The hydrogen storage alloy 81 is uniformly filled in each compartment, and the filling amount of the hydrogen storage alloy is based on the tap density generally employed in powder engineering.
The tap density of the hydrogen storage alloy changes before and after the activation of the hydrogen storage alloy, but the filling rate (filling density / true density) of the hydrogen storage alloy 81 accommodated in the container is the same as before the activation. It is preferable to select between the tap density and the tap density after activation.
[0020]
In the reaction vessel 1 of this example, even if the filling rate (filling density / true density) is increased to about 110% of the tap density of the activated hydrogen storage alloy, excessive stress is observed in the reaction vessel 1. In addition, good permeability was obtained for hydrogen gas inside the container. However, when the filling rate of the hydrogen storage alloy 81 is increased to the tap density before activation, the reaction vessel 1 of the present example was not damaged, but the hydrogen gas permeability inside was reduced. There was a trend.

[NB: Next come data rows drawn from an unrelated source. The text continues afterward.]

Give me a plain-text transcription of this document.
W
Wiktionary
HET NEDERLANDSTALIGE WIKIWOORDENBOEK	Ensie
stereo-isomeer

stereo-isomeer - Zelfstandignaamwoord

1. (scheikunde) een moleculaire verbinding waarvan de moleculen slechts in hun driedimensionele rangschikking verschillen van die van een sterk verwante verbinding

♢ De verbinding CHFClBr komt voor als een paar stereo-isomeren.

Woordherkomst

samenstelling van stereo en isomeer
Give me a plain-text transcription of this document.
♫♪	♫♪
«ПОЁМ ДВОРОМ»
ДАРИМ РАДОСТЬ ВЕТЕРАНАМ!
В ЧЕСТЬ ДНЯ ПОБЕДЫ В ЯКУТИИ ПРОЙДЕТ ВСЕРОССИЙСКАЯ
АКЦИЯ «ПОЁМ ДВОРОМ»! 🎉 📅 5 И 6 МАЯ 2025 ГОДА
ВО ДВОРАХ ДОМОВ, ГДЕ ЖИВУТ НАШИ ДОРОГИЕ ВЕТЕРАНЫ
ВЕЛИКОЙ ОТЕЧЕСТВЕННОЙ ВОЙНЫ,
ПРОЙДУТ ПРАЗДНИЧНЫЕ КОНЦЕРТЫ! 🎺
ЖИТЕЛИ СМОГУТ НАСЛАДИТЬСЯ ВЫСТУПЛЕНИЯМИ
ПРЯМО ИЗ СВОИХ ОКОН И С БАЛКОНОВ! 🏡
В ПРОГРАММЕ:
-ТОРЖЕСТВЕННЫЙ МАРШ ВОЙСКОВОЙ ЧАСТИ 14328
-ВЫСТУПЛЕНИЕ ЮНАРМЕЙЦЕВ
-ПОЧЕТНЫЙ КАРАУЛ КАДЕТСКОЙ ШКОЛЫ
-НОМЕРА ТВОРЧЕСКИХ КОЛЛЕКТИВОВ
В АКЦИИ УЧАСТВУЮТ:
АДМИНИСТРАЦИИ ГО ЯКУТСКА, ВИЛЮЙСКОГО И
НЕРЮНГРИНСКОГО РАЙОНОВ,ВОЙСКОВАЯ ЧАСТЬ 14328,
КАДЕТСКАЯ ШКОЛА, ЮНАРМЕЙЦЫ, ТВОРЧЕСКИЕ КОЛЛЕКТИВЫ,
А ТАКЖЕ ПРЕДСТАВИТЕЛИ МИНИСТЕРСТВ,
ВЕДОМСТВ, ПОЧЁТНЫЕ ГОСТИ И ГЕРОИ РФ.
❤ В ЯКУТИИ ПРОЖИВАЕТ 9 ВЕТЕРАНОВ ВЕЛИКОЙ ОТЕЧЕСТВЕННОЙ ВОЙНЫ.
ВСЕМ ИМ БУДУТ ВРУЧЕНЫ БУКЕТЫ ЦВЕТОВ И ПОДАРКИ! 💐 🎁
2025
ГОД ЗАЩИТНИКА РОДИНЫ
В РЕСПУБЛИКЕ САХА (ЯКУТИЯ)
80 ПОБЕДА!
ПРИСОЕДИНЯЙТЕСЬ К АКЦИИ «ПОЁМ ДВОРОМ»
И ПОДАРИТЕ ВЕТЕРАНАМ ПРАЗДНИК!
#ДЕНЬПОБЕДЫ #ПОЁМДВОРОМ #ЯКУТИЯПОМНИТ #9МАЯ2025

Therefore, it seems that the filling rate (filling density / true density) of the hydrogen storage alloy is preferably set to be equal to or lower than the tap density before activation.
[0021]
The hydrogen storage alloy 81 accommodated in the reaction vessel 1 is first activated (hydrogenated). That is, heating deaeration and hydrogen pressurization are repeated so that the hydrogen storage alloy can store hydrogen gas. In this process, the hydrogen storage alloy is pulverized by the ingress of hydrogen gas. As described above, in a conventional reaction vessel in which the interior is not divided into compartments, the hydrogen storage alloy pulverized in this process is unevenly distributed below the vessel, and the hydrogen storage alloy is generated by the large expansion force generated at the initial stage of activation. Consolidation resulted in excessive stress concentration.
[0022]
However, in this example, since the internal space is divided into six sections by the partition shelf 15, the hydrogen storage alloys 81 are distributed without being gathered downward, and the consolidation of the hydrogen storage alloys is avoided. Then, the hydrogen gas is smoothly diffused.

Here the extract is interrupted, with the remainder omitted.